В стенах Китай-города казак попал во многолюдную толчею бесконечных московских торгов. Толпа подхватила его и понесла по торжищу.
Шумным и пестрым бывал майдан на Черкасской площади, куда съезжалось немало заморских гостей со своими товарами. Когда с отцом или старшим братом Степан приезжал в Черкасск, его глаза разбегались от множества и пестроты товаров. Но московский торг, с рядами богатых лавок, с разноголосыми, пронзительными выкриками продавцов всевозможных товаров, дивил казака своей ширью и изобилием.
«Сколь же надо возов, чтобы экие горы товаров свезти в одно место!» – думал Степан.

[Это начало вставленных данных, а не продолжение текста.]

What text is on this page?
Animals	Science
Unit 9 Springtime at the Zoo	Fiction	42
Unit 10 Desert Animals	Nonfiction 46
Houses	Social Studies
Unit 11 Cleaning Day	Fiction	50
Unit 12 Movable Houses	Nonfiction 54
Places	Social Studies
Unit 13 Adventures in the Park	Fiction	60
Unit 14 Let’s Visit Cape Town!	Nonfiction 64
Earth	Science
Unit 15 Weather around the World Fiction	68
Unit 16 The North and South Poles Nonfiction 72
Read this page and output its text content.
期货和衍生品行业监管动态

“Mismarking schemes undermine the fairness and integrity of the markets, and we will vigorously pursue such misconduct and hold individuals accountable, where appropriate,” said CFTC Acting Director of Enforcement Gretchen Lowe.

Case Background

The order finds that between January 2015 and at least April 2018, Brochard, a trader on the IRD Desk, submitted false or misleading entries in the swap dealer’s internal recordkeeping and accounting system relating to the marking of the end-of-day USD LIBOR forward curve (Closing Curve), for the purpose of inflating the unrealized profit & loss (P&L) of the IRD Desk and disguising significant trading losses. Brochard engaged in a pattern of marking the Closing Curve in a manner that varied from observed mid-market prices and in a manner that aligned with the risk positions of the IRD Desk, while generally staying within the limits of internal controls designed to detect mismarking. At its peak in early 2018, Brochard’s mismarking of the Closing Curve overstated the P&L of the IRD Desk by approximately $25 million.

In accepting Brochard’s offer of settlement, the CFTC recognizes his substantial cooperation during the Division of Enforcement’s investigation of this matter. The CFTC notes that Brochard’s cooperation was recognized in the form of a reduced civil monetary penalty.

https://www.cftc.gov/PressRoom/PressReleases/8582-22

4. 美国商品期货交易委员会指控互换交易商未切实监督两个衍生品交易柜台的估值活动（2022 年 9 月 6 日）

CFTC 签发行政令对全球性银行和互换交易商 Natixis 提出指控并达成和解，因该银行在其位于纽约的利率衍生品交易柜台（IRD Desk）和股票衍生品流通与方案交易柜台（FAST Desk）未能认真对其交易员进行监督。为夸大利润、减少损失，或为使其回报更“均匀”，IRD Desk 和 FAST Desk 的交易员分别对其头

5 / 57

Московский торг отличался еще и тем, что каждый товар был в строгом порядке, в своем ряду: сапоги – с сапогами, одежда – с одеждой, посуда – с посудой, там мясо, там рыба, там масло и яйца.
Он свернул в шорный ряд, которым так славился черкасский казачий торг. Витые ременные плетки с узорными рукоятками, недоуздки, уздечки с медными и серебряными подборами, седла, высокие сапоги с острогами увлекли его взор. Он видел, как, приценяясь, щупают и разминают покупатели скрипучую, едко пахнущую кожу, с божбой и крикливыми клятвами жарко торгуются продавцы.
«Вот бы эко седельце купить! – думал Стенька, впившись взглядом в богато украшенное седло, и тут же в душе рассмеялся. – Хорош был бы я – в Соловецку обитель на богомолье с седлом идти!»
«Сколь богатства, сколь денег здесь, у московских людей! – думал он. – Торговый гость не потащит без дела товар на майдан. Знать, все раскупает Москва... Куда столь добра, как в прорву?!» Он проталкивался вперед, стирая с лица пот мягкой кудрявой шерстью своей папахи.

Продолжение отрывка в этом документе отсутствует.